Tax rebates, breaks coming in bill that also raises some taxes

Big tax changes are coming to Minnesota, headlined by about a billion dollars in tax rebates.

The final version of a tax bill includes smaller rebates than Governor Tim Walz — and also Republicans — requested. 

Those tax rebates got whittled down a little smaller Wednesday night, but there are a few other significant tax breaks in the bill. The checks aren’t quite in the mail, but the amount is finally written in ink.

"I, for one, am very pleased with the amount of tax relief we are providing to Minnesota taxpayers," said Sen. Ann Rest, DFL-New Hope, the chair of the conference committee.

The DFL majority agreed to one-time rebates totaling about $1 billion. That’s $260 per person, up to $1300 per family. The rebates phase out at adjusted gross income levels above $75,000 or $150,000 for a couple.

Republicans opposed the governor’s original idea of $1000 per person rebates, but recently asked for more during negotiations on other bills.

"We’ve been trying to help this process along," said Sen.

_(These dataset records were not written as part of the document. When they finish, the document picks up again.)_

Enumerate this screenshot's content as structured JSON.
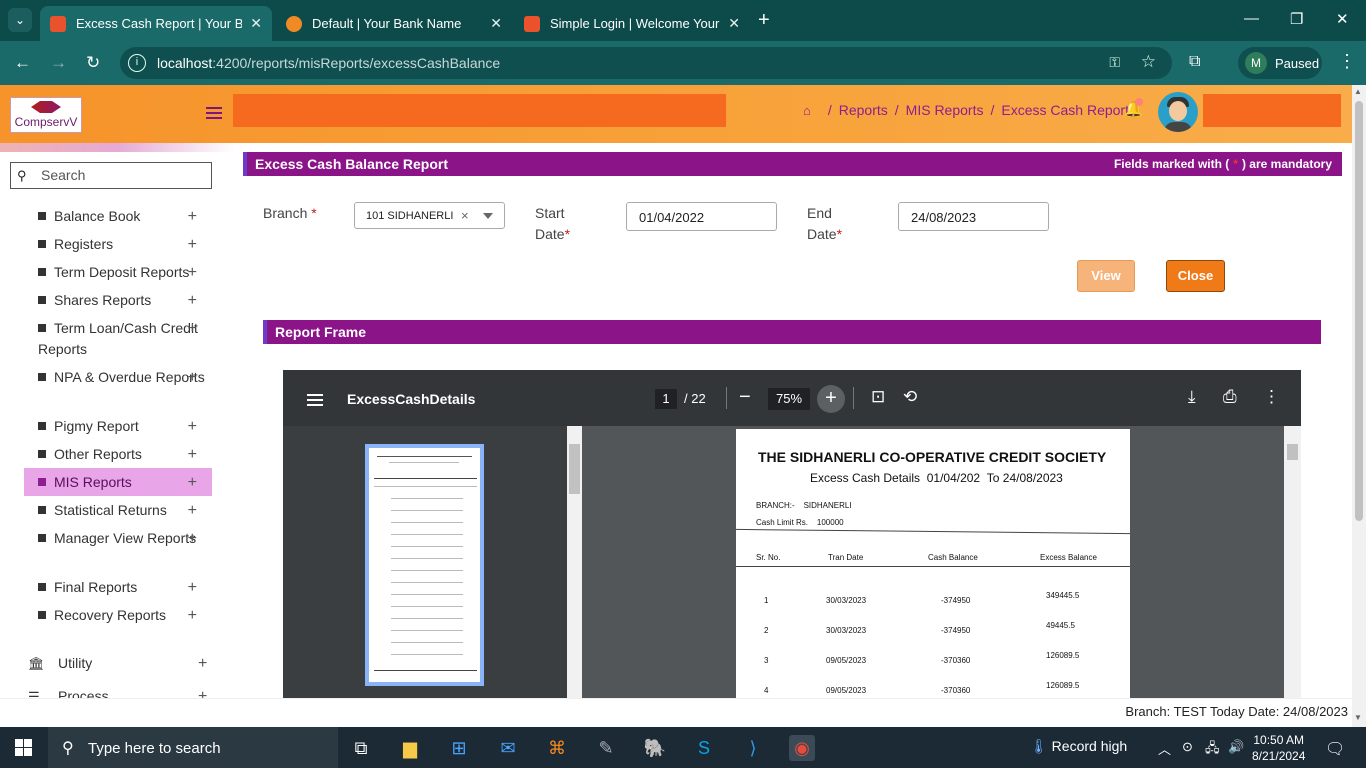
{
  "browser": {
    "tabs": [
      {
        "title": "Excess Cash Report | Your Bank",
        "active": true
      },
      {
        "title": "Default | Your Bank Name",
        "active": false
      },
      {
        "title": "Simple Login | Welcome Your B",
        "active": false
      }
    ],
    "url_host": "localhost",
    "url_path": ":4200/reports/misReports/excessCashBalance",
    "profile_initial": "M",
    "profile_status": "Paused"
  },
  "app": {
    "logo_text": "CompservV",
    "breadcrumbs": [
      "Reports",
      "MIS Reports",
      "Excess Cash Report"
    ]
  },
  "sidebar": {
    "search_placeholder": "Search",
    "items": [
      {
        "label": "Balance Book"
      },
      {
        "label": "Registers"
      },
      {
        "label": "Term Deposit Reports"
      },
      {
        "label": "Shares Reports"
      },
      {
        "label": "Term Loan/Cash Credit Reports"
      },
      {
        "label": "NPA & Overdue Reports"
      },
      {
        "label": "Pigmy Report"
      },
      {
        "label": "Other Reports"
      },
      {
        "label": "MIS Reports",
        "active": true
      },
      {
        "label": "Statistical Returns"
      },
      {
        "label": "Manager View Reports"
      },
      {
        "label": "Final Reports"
      },
      {
        "label": "Recovery Reports"
      }
    ],
    "top_items": [
      {
        "label": "Utility",
        "icon": "bank-icon"
      },
      {
        "label": "Process",
        "icon": "list-icon"
      }
    ]
  },
  "form": {
    "title": "Excess Cash Balance Report",
    "mandatory_note_prefix": "Fields marked with (",
    "mandatory_note_star": "*",
    "mandatory_note_suffix": ") are mandatory",
    "branch_label": "Branch",
    "branch_value": "101 SIDHANERLI",
    "start_label_1": "Start",
    "start_label_2": "Date",
    "start_value": "01/04/2022",
    "end_label_1": "End",
    "end_label_2": "Date",
    "end_value": "24/08/2023",
    "view_button": "View",
    "close_button": "Close",
    "report_frame_title": "Report Frame"
  },
  "pdf": {
    "doc_name": "ExcessCashDetails",
    "page": "1",
    "total_pages": "/ 22",
    "zoom": "75%",
    "society": "THE SIDHANERLI CO-OPERATIVE CREDIT SOCIETY",
    "subtitle_prefix": "Excess Cash Details",
    "subtitle_from": "01/04/202",
    "subtitle_to": "To 24/08/2023",
    "branch_label": "BRANCH:-",
    "branch_value": "SIDHANERLI",
    "cash_limit_label": "Cash Limit Rs.",
    "cash_limit_value": "100000",
    "columns": [
      "Sr. No.",
      "Tran Date",
      "Cash Balance",
      "Excess Balance"
    ],
    "rows": [
      {
        "sr": "1",
        "date": "30/03/2023",
        "cash": "-374950",
        "excess": "349445.5"
      },
      {
        "sr": "2",
        "date": "30/03/2023",
        "cash": "-374950",
        "excess": "49445.5"
      },
      {
        "sr": "3",
        "date": "09/05/2023",
        "cash": "-370360",
        "excess": "126089.5"
      },
      {
        "sr": "4",
        "date": "09/05/2023",
        "cash": "-370360",
        "excess": "126089.5"
      }
    ]
  },
  "status": {
    "text": "Branch: TEST Today Date: 24/08/2023"
  },
  "taskbar": {
    "search_placeholder": "Type here to search",
    "weather": "Record high",
    "time": "10:50 AM",
    "date": "8/21/2024"
  }
}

Jim Abeler, R-Anoka. "Could you double the rebate and give $200 million to nursing homes? No. Refuse to negotiate. What?"

The bill adds taxes on investment earnings like stocks and on businesses with global earnings, as well as an already approved Metro area sales tax increase.

But the new tax bill did not create a fifth income tax tier for people earning more than $1 million. 

And it offers more than $1 billion in Social Security income tax relief over the next four years, and $1.6 billion in child tax credits over the same timeframe. There’s also about $12 million in property tax relief through an increased homestead exemption starting in 2025.

Bar and restaurant owners may bristle at the bill’s elimination of the open-all option for electronic pull tabs.

"There are some changes made in pull tabs, but then there is considerable tax relief for the service organizations and the charities," said Sen. Rest.

In addition to the tax bill, DFL leaders said Thursday the details are still being finalized on a transportation plan that'll likely increase the gas tax and include a delivery fee, or "road maintenance fee" as Senate Majority Leader Kari Dziedzic called it Thursday.

At a time when Minnesota has a record 17.5 billion dollar budget surplus, the Republicans question the DFL's tax increases. The GOP believes despite the tax relief, the math won't add up.

"At the end of the day, they're still going to charge the taxpayers in Minnesota more money than they're getting back," said Sen. Bill Weber, R-Luverne.

House Speaker Melissa Hortman defended the proposals, after what she called "decades of underinvestment," particularly in K-12 education.

"I don't think people are surprised that Democrats want to invest in education and health care and taking care of people," she said.

The bill is expected to get House and Senate approval before the legislative session ends Monday.